Wednesday, September 07, 2005

Man Smart, Woman Smarting

(Published in The Kolkata Telegraph, August 2005. Had a lot of fun with this one :))

Harry Belafonte was no statistics whiz or gender studies expert, but he may have been on to something when he sang:

"I say let us put man and a woman together
To find out which one is smarter
Some say man but I say no
The woman got the man so dey should know…"


The examples in that calypso are corroborations of the research done by Matt Ridley on the female biological imperative towards seeking the best parental candidate while retaining a mate who is better partner material, but has less suitable "father" genes. (To cite more scholarly sources, as the well-known calypso 'Shame and Scandal in the Family' has it, "Your mama she laughed, and said, go man go,/ Your daddy ain't your daddy, but your daddy don't know.")

If Ulster University's Richard Lynn only had to debunk calypso wisdom, he would do better having his controversial new research accepted. In a paper co-authored with Paul Irwing, Lynn contends that more men become chess grandmasters or win Nobel Prizes because there are more men with high IQs than women.

Lynn's previous work includes research that "proves" white people are more intelligent than black people, and that light-skinned Africans are more intelligent than darker-skinned Africans. Now Lynn is examining gender differences in intelligence, with equally controversial results.


The problem with Lynn's research is not that he's attempting to quantify whether intelligence levels are different across race and gender barriers. This is fraught but interesting territory, as authors like Simon Baron-Cohen have discovered. Baron-Cohen drew flak with The Essential Difference: Men, Women and The Extreme Male Brain. He suggested, much to the fury of the politically correct, that the critical difference between men and women lay in the capacity for empathy: men were more likely to systematize, women were more likely to empathise. He suggested that autism was an "extreme version" of the male brain, caused perhaps by overdoses of testosterone.

The implications of his research may be open to debate, but Baron-Cohen cannot be faulted in his analysis of men as being more likely to fall into the extreme ends of the spectrum. Both in terms of mental disorders, a higher tendency to autism—and possibly to higher IQ levels—men show up at the extreme ends of the scale.

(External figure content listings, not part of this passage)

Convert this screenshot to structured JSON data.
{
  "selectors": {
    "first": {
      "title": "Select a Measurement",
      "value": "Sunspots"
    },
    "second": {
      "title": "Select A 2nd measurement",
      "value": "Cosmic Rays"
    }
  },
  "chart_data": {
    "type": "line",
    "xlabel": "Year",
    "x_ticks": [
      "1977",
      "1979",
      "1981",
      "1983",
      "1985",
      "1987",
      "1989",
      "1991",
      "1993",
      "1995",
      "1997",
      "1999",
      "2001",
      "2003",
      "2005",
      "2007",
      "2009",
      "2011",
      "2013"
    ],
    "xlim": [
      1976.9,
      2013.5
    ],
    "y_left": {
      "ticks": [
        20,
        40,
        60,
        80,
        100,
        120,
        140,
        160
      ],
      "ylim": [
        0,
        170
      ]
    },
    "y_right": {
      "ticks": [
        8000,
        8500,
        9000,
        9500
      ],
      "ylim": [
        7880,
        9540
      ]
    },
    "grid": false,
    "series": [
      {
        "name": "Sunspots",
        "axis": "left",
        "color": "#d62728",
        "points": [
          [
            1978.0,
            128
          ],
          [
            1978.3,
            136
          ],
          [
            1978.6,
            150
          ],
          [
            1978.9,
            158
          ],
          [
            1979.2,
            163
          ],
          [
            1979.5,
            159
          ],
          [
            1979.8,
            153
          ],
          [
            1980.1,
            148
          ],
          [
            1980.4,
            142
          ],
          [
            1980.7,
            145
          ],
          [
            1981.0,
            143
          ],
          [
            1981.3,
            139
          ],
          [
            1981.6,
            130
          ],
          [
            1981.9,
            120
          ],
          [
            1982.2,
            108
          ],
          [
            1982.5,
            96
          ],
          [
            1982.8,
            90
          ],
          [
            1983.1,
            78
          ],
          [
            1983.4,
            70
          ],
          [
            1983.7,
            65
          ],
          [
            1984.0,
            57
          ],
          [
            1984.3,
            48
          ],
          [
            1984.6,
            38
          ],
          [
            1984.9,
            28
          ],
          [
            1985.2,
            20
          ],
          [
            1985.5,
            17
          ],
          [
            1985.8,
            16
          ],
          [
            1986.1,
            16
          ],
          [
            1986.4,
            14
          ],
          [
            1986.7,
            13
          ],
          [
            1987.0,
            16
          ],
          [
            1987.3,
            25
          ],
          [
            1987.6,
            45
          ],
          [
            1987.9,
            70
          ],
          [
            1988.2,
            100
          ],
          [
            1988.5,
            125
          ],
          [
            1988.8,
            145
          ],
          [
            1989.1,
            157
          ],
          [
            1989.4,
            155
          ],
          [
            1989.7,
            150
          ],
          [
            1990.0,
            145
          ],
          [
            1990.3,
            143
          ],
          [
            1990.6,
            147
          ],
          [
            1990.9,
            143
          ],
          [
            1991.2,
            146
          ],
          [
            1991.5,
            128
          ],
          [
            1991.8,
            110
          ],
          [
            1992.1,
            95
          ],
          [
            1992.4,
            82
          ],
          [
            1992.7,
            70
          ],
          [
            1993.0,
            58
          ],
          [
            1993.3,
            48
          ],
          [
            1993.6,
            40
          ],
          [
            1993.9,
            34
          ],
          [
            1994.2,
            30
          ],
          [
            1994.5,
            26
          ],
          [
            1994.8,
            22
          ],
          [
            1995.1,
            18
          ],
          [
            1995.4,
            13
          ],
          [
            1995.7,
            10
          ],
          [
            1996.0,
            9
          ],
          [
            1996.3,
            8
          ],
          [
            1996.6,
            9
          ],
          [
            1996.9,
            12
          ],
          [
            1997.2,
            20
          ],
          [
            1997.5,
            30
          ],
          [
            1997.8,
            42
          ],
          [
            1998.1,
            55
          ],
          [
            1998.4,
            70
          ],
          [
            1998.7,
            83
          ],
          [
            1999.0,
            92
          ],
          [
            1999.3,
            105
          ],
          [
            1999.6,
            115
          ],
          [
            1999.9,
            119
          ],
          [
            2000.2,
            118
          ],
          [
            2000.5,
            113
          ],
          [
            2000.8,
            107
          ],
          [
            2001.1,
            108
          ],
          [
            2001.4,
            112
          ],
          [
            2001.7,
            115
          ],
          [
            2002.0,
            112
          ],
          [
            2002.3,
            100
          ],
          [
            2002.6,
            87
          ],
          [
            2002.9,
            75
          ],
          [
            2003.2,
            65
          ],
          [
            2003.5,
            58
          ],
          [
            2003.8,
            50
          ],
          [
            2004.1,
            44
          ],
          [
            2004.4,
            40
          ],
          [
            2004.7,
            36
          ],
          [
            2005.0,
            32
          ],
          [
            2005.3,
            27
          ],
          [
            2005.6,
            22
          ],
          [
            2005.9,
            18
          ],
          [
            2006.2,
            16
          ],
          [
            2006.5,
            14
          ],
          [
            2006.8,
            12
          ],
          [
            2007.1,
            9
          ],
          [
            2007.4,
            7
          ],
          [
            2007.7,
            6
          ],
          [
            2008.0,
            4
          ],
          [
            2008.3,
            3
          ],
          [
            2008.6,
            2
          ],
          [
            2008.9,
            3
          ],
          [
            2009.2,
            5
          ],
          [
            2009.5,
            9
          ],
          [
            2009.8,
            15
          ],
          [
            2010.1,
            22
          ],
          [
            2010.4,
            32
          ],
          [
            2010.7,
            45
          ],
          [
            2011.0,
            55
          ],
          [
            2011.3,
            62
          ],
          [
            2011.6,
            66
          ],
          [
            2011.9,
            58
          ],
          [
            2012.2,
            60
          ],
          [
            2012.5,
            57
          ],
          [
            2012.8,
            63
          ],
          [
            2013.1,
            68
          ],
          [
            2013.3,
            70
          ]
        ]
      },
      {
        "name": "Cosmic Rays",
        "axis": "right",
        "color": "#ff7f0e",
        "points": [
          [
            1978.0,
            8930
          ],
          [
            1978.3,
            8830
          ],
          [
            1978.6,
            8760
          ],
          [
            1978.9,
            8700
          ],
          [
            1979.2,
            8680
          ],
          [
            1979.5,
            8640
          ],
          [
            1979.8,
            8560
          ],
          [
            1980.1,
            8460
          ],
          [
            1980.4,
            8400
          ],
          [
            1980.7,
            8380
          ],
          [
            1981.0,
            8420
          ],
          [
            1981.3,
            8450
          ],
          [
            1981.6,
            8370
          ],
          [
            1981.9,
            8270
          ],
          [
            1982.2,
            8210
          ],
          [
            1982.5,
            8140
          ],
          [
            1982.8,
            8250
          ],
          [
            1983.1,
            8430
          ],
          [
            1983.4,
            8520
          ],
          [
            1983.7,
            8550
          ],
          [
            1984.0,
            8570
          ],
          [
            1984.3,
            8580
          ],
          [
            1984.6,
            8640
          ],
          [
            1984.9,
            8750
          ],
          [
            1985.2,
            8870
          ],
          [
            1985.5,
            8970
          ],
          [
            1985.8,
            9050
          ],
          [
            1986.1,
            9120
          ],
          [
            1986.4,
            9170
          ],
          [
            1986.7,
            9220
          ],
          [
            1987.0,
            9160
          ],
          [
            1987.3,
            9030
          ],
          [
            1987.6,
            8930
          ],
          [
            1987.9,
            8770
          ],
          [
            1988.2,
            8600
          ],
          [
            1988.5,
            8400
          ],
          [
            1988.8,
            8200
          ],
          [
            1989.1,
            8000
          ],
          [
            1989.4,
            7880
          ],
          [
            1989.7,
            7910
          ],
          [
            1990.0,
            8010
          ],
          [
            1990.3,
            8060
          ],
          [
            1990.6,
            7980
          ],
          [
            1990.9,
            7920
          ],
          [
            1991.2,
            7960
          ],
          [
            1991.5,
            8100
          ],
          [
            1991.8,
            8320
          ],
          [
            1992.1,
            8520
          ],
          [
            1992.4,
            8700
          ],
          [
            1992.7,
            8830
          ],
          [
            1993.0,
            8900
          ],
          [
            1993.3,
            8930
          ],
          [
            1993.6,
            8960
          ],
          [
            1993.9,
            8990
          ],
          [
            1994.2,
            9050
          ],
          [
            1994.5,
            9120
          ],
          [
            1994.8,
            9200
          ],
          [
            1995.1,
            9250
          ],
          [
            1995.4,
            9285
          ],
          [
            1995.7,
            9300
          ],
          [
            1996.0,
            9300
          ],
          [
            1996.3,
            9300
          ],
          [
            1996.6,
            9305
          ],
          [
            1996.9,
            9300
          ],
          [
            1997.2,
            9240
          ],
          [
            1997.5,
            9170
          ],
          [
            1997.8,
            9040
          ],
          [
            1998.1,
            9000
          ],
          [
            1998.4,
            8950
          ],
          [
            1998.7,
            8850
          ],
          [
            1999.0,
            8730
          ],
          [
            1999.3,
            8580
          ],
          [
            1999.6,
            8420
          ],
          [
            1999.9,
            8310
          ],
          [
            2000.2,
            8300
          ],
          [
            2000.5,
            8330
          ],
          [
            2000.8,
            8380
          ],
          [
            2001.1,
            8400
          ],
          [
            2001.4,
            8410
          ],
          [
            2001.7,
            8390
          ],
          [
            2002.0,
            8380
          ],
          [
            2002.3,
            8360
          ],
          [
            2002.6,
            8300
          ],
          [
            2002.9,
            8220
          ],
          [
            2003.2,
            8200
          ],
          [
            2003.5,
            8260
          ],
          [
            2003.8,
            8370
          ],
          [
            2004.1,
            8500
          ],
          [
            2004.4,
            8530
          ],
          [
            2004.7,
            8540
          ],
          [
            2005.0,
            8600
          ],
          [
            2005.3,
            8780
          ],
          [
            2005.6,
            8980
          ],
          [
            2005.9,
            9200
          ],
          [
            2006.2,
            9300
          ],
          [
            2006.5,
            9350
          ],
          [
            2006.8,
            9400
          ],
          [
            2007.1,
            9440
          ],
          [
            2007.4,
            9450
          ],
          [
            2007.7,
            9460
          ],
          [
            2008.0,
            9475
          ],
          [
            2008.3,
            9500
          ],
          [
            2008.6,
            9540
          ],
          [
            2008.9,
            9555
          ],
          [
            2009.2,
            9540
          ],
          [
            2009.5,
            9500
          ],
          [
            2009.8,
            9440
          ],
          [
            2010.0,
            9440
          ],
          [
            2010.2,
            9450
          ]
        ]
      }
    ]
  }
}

Unlike Richard Lynn, Baron-Cohen is dispassionate about presenting both ends of the extreme when it comes to male cognition. Richard Lynn's findings about higher male IQs may be derided, but in one respect they match the facts. IQ test takers have long since known that men score more at the extremes of IQ test scoring—both high and low.
Lynn could have argued, using the same statistics, that there are more men of low IQ than women. (There tend to be more women of middle and slightly higher than average IQ than men, extending the same argument.)

What's really disappointing about Lynn's research is not that it's pointlessly controversial—his track record indicates that he is not afraid of controversy. But he has paid no attention to the really interesting research about gender and the brain, which also comes from measuring IQ scores of men and women in the same range. Researchers found that women use their frontal lobes more; men use their frontal and parietal lobes equally. But though they used different paths to problem-solving, they got there just the same. Now that is fascinating, but it's not going to make the headlines in the same way "Woman Smart, Man Smarter" does.